Written By Roark Pollock And Presented By Ziften CEO Chuck Leaver
If you are a student of history you will observe lots of examples of extreme unintentional consequences when brand-new technology has actually been introduced. It typically surprises people that new technologies might have dubious intentions in addition to the positive intentions for which they are launched on the market but it happens all the time.

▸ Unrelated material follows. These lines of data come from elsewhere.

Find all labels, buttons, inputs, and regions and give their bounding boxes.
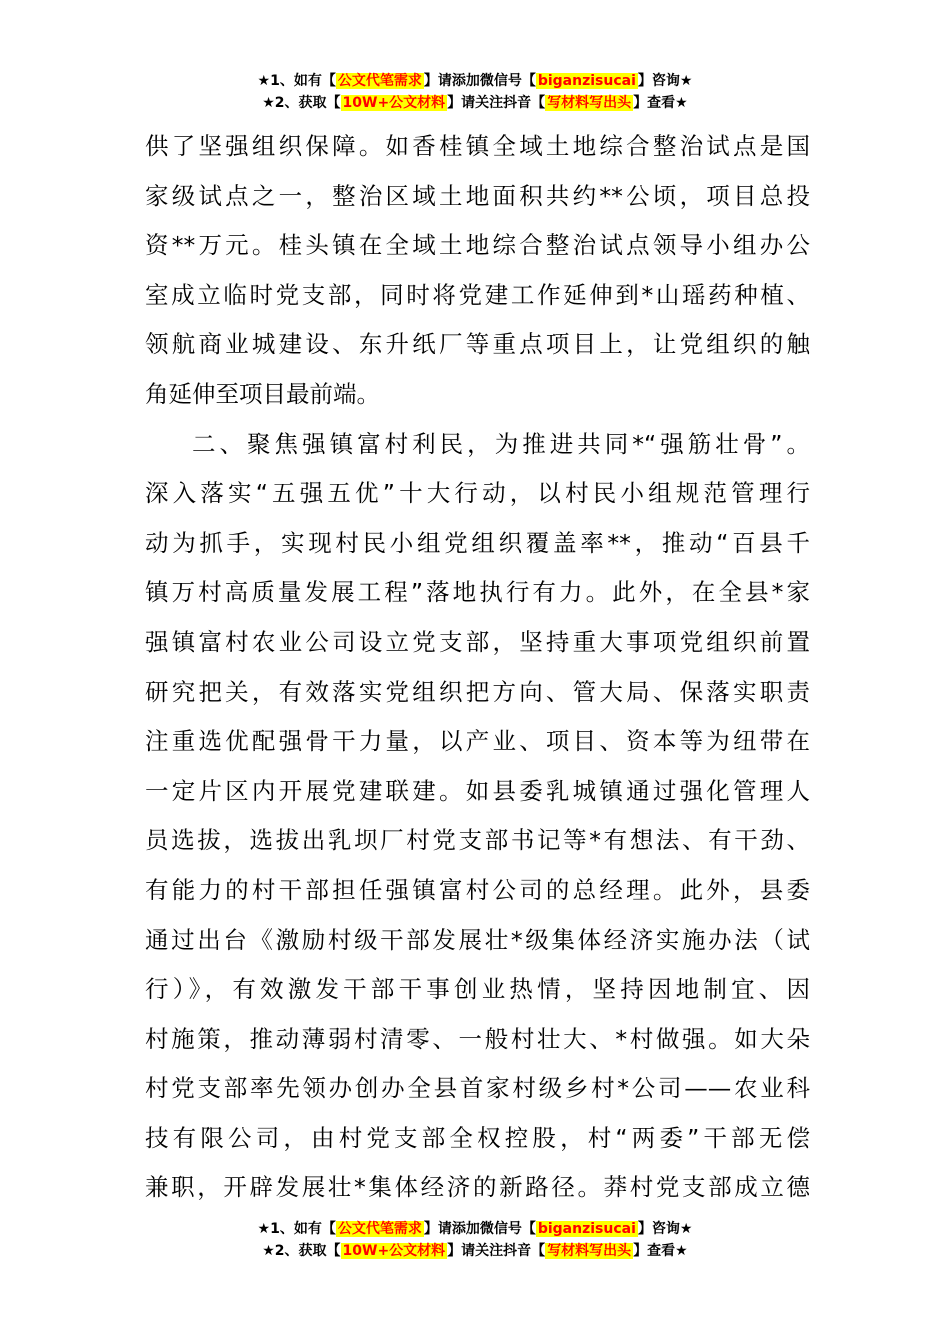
banner-text: ★1、如有【 <box>257 73 336 89</box>
wechat-id-highlight: biganzisucai <box>537 1221 636 1237</box>
body-line: 通过出台《激励村级干部发展壮*级集体经济实施办法（试 <box>145 925 810 954</box>
banner-text: 】请关注抖音【 <box>447 1243 546 1259</box>
body-line: 村施策，推动薄弱村清零、一般村壮大、*村做强。如大朵 <box>145 1024 810 1053</box>
body-line: 注重选优配强骨干力量，以产业、项目、资本等为纽带在 <box>145 727 810 756</box>
highlight-text: 10W+公文材料 <box>342 95 446 111</box>
banner-text: ★2、获取【 <box>262 95 341 111</box>
banner-text: ★1、如有【 <box>257 1221 336 1237</box>
banner-line-2 <box>0 1240 950 1262</box>
body-line: 室成立临时党支部，同时将党建工作延伸到*山瑶药种植、 <box>145 280 810 309</box>
body-line: 有能力的村干部担任强镇富村公司的总经理。此外，县委 <box>145 875 810 904</box>
body-line: 技有限公司，由村党支部全权控股，村“两委”干部无偿 <box>145 1123 810 1152</box>
body-line: 家级试点之一，整治区域土地面积共约**公顷，项目总投 <box>145 181 810 210</box>
banner-line-2 <box>0 92 950 114</box>
body-line: 镇万村高质量发展工程”落地执行有力。此外，在全县*家 <box>145 578 810 607</box>
highlight-text: 公文代笔需求 <box>337 1221 422 1237</box>
document-body <box>145 122 810 1213</box>
banner-text: 】咨询★ <box>637 73 693 89</box>
highlight-text: 公文代笔需求 <box>337 73 422 89</box>
banner-text: 】咨询★ <box>637 1221 693 1237</box>
body-line: 研究把关，有效落实党组织把方向、管大局、保落实职责 <box>145 677 810 706</box>
body-line: 动为抓手，实现村民小组党组织覆盖率**，推动“百县千 <box>145 528 810 557</box>
douyin-id-highlight: 写材料写出头 <box>547 95 632 111</box>
body-line: 深入落实“五强五优”十大行动，以村民小组规范管理行 <box>145 479 810 508</box>
body-line: 强镇富村农业公司设立党支部，坚持重大事项党组织前置 <box>145 627 810 656</box>
body-line: 行）》，有效激发干部干事创业热情，坚持因地制宜、因 <box>145 975 810 1004</box>
bottom-banner <box>0 1218 950 1262</box>
section-heading: 二、聚焦强镇富村利民，为推进共同*“强筋壮骨”。 <box>192 429 810 458</box>
body-line: 资**万元。桂头镇在全域土地综合整治试点领导小组办公 <box>145 231 810 260</box>
banner-text: 】查看★ <box>633 1243 688 1259</box>
body-line: 员选拔，选拔出乳坝厂村党支部书记等*有想法、有干劲、 <box>145 826 810 855</box>
body-line: 村党支部率先领办创办全县首家村级乡村*公司——农业科 <box>145 1074 810 1103</box>
body-line: 领航商业城建设、东升纸厂等重点项目上，让党组织的触 <box>145 330 810 359</box>
banner-line-1 <box>0 1218 950 1240</box>
body-line: 兼职，开辟发展壮*集体经济的新路径。莽村党支部成立德 <box>145 1173 810 1202</box>
banner-text: 】请添加微信号【 <box>423 73 536 89</box>
highlight-text: 10W+公文材料 <box>342 1243 446 1259</box>
banner-text: ★2、获取【 <box>262 1243 341 1259</box>
douyin-id-highlight: 写材料写出头 <box>547 1243 632 1259</box>
body-line: 供了坚强组织保障。如香桂镇全域土地综合整治试点是国 <box>145 132 810 160</box>
banner-text: 】请添加微信号【 <box>423 1221 536 1237</box>
body-line: 角延伸至项目最前端。 <box>145 379 380 408</box>
wechat-id-highlight: biganzisucai <box>537 73 636 89</box>
top-banner <box>0 70 950 114</box>
banner-line-1 <box>0 70 950 92</box>
banner-text: 】请关注抖音【 <box>447 95 546 111</box>
banner-text: 】查看★ <box>633 95 688 111</box>
body-line: 一定片区内开展党建联建。如县委乳城镇通过强化管理人 <box>145 776 810 805</box>
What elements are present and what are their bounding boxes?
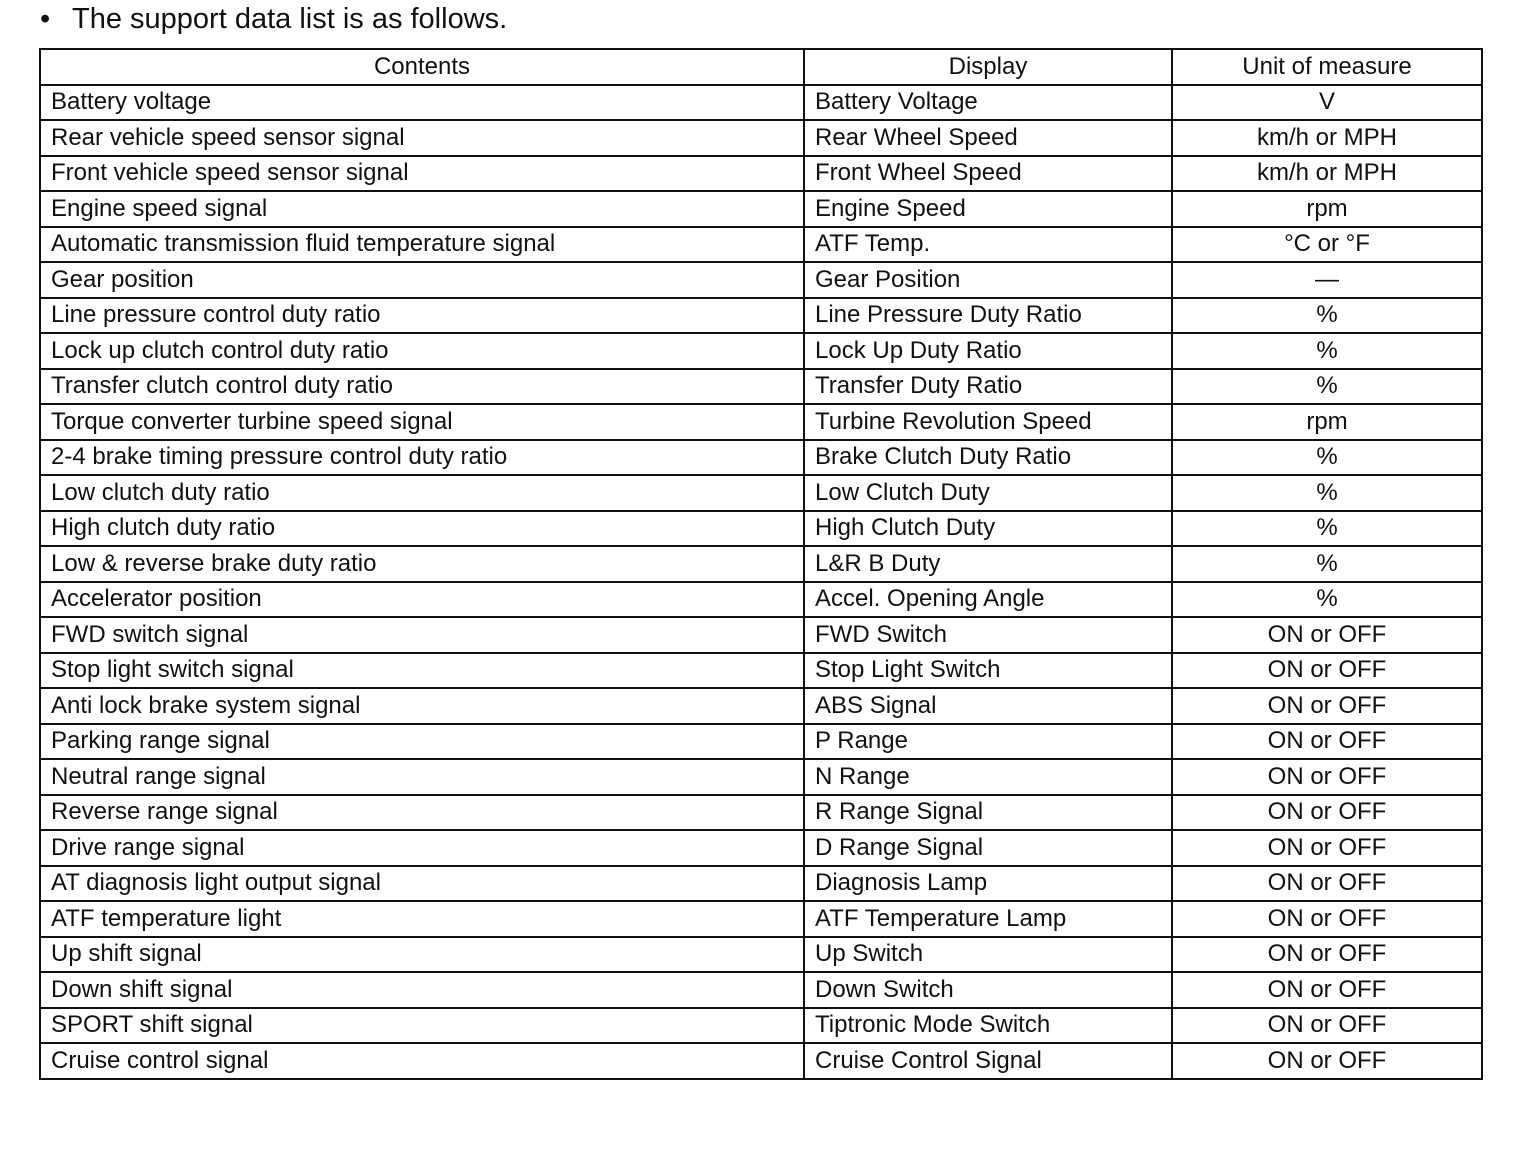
cell-contents: Accelerator position [40,582,804,618]
table-row [40,795,1482,831]
cell-display: Transfer Duty Ratio [804,369,1172,405]
table-row [40,901,1482,937]
cell-unit: ON or OFF [1172,759,1482,795]
cell-unit: ON or OFF [1172,795,1482,831]
table-row [40,830,1482,866]
cell-contents: Automatic transmission fluid temperature signal [40,227,804,263]
cell-unit: ON or OFF [1172,830,1482,866]
cell-display: Rear Wheel Speed [804,120,1172,156]
cell-display: Lock Up Duty Ratio [804,333,1172,369]
cell-unit: % [1172,333,1482,369]
cell-contents: Stop light switch signal [40,653,804,689]
cell-unit: ON or OFF [1172,617,1482,653]
cell-unit: V [1172,85,1482,121]
cell-contents: Low clutch duty ratio [40,475,804,511]
cell-unit: rpm [1172,191,1482,227]
table-row [40,227,1482,263]
cell-contents: Anti lock brake system signal [40,688,804,724]
cell-display: ATF Temp. [804,227,1172,263]
table-row [40,440,1482,476]
table-row [40,120,1482,156]
cell-contents: Neutral range signal [40,759,804,795]
cell-contents: ATF temperature light [40,901,804,937]
cell-contents: Engine speed signal [40,191,804,227]
table-row [40,582,1482,618]
cell-unit: ON or OFF [1172,688,1482,724]
cell-contents: Line pressure control duty ratio [40,298,804,334]
cell-display: Turbine Revolution Speed [804,404,1172,440]
cell-display: R Range Signal [804,795,1172,831]
cell-unit: ON or OFF [1172,1043,1482,1079]
cell-unit: ON or OFF [1172,901,1482,937]
cell-display: Front Wheel Speed [804,156,1172,192]
cell-display: N Range [804,759,1172,795]
cell-unit: °C or °F [1172,227,1482,263]
table-row [40,191,1482,227]
intro-line [40,2,507,36]
cell-unit: % [1172,369,1482,405]
cell-display: Diagnosis Lamp [804,866,1172,902]
cell-contents: Drive range signal [40,830,804,866]
cell-contents: Front vehicle speed sensor signal [40,156,804,192]
cell-display: Stop Light Switch [804,653,1172,689]
table-row [40,262,1482,298]
cell-unit: — [1172,262,1482,298]
table-row [40,298,1482,334]
cell-unit: km/h or MPH [1172,120,1482,156]
cell-unit: ON or OFF [1172,866,1482,902]
table-row [40,1008,1482,1044]
cell-contents: Battery voltage [40,85,804,121]
table-row [40,688,1482,724]
cell-display: L&R B Duty [804,546,1172,582]
table-row [40,972,1482,1008]
cell-display: Brake Clutch Duty Ratio [804,440,1172,476]
cell-display: High Clutch Duty [804,511,1172,547]
cell-display: Low Clutch Duty [804,475,1172,511]
cell-unit: % [1172,546,1482,582]
cell-display: Down Switch [804,972,1172,1008]
cell-display: P Range [804,724,1172,760]
cell-contents: Rear vehicle speed sensor signal [40,120,804,156]
table-row [40,759,1482,795]
cell-display: FWD Switch [804,617,1172,653]
cell-display: Tiptronic Mode Switch [804,1008,1172,1044]
cell-unit: ON or OFF [1172,972,1482,1008]
support-data-table [39,48,1483,1080]
table-row [40,404,1482,440]
cell-unit: ON or OFF [1172,937,1482,973]
cell-display: Line Pressure Duty Ratio [804,298,1172,334]
table-row [40,653,1482,689]
table-row [40,937,1482,973]
cell-contents: Up shift signal [40,937,804,973]
header-contents: Contents [40,49,804,85]
table-row [40,369,1482,405]
cell-contents: Gear position [40,262,804,298]
cell-unit: ON or OFF [1172,1008,1482,1044]
cell-contents: Down shift signal [40,972,804,1008]
bullet-icon: • [40,3,51,35]
table-row [40,724,1482,760]
cell-display: Cruise Control Signal [804,1043,1172,1079]
cell-unit: % [1172,582,1482,618]
table-row [40,511,1482,547]
cell-contents: Low & reverse brake duty ratio [40,546,804,582]
cell-contents: 2-4 brake timing pressure control duty ratio [40,440,804,476]
cell-unit: ON or OFF [1172,653,1482,689]
table-row [40,546,1482,582]
table-row [40,1043,1482,1079]
cell-display: Engine Speed [804,191,1172,227]
cell-unit: km/h or MPH [1172,156,1482,192]
cell-unit: rpm [1172,404,1482,440]
table-row [40,617,1482,653]
cell-contents: High clutch duty ratio [40,511,804,547]
cell-contents: Lock up clutch control duty ratio [40,333,804,369]
table-row [40,333,1482,369]
cell-contents: Parking range signal [40,724,804,760]
cell-unit: % [1172,475,1482,511]
cell-contents: Torque converter turbine speed signal [40,404,804,440]
cell-display: ABS Signal [804,688,1172,724]
header-unit-of-measure: Unit of measure [1172,49,1482,85]
cell-display: D Range Signal [804,830,1172,866]
table-row [40,156,1482,192]
cell-contents: Transfer clutch control duty ratio [40,369,804,405]
header-display: Display [804,49,1172,85]
cell-display: ATF Temperature Lamp [804,901,1172,937]
table-row [40,475,1482,511]
cell-display: Battery Voltage [804,85,1172,121]
cell-unit: % [1172,511,1482,547]
cell-contents: Cruise control signal [40,1043,804,1079]
cell-contents: AT diagnosis light output signal [40,866,804,902]
table-header-row [40,49,1482,85]
table-body [40,85,1482,1079]
cell-contents: Reverse range signal [40,795,804,831]
cell-contents: FWD switch signal [40,617,804,653]
cell-display: Gear Position [804,262,1172,298]
table-row [40,85,1482,121]
cell-unit: ON or OFF [1172,724,1482,760]
intro-text: The support data list is as follows. [72,3,508,35]
cell-display: Up Switch [804,937,1172,973]
cell-contents: SPORT shift signal [40,1008,804,1044]
table-row [40,866,1482,902]
cell-display: Accel. Opening Angle [804,582,1172,618]
cell-unit: % [1172,440,1482,476]
cell-unit: % [1172,298,1482,334]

For example, Train robbers utilizing dynamite (“You think you utilized enough Dynamite there, Butch?”) or spammers using e-mail. More recently making use of SSL to conceal malware from security controls has actually ended up being more typical just because the genuine use of SSL has made this strategy more useful.
Because brand-new technology is frequently appropriated by bad actors, we have no reason to believe this will not be true about the new generation of machine learning tools that have actually reached the market.
To what effect will these tools be misused? There are most likely a few ways that attackers might use machine learning to their benefit. At a minimum, malware writers will test their brand-new malware against the new class of sophisticated risk defense solutions in a bid to modify their code to make sure that it is less likely to be flagged as harmful. The efficiency of protective security controls constantly has a half life due to adversarial learning. An understanding of artificial intelligence defenses will assist hackers become more proactive in minimizing the effectiveness of machine learning based defenses. An example would be an enemy flooding a network with fake traffic with the hope of “poisoning” the machine-learning model being developed from that traffic. The goal of the assailant would be to deceive the protector’s artificial intelligence tool into misclassifying traffic or to develop such a high level of false positives that the protectors would dial back the fidelity of the signals.
Machine learning will likely also be used as an attack tool by assailants. For instance, some scientists predict that assailants will utilize machine learning strategies to sharpen their social engineering attacks (e.g., spear phishing). The automation of the effort it takes to personalize a social engineering attack is particularly uncomfortable given the effectiveness of spear phishing. The capability to automate mass customization of these attacks is a potent economic reward for opponents to adopt the techniques.
Anticipate breaches of this type that provide ransomware payloads to rise dramatically in 2017.
The need to automate jobs is a major driver of financial investment decisions for both hackers and protectors. Machine learning guarantees to automate detection and response and increase the functional tempo. While the innovation will increasingly become a standard element of defense in depth techniques, it is not a magic bullet. It needs to be comprehended that hackers are actively working on evasion techniques around machine learning based detection products while also utilizing machine learning for their own offensive purposes. This arms race will need defenders to progressively achieve incident response at machine pace, further worsening the requirement for automated incident response abilities.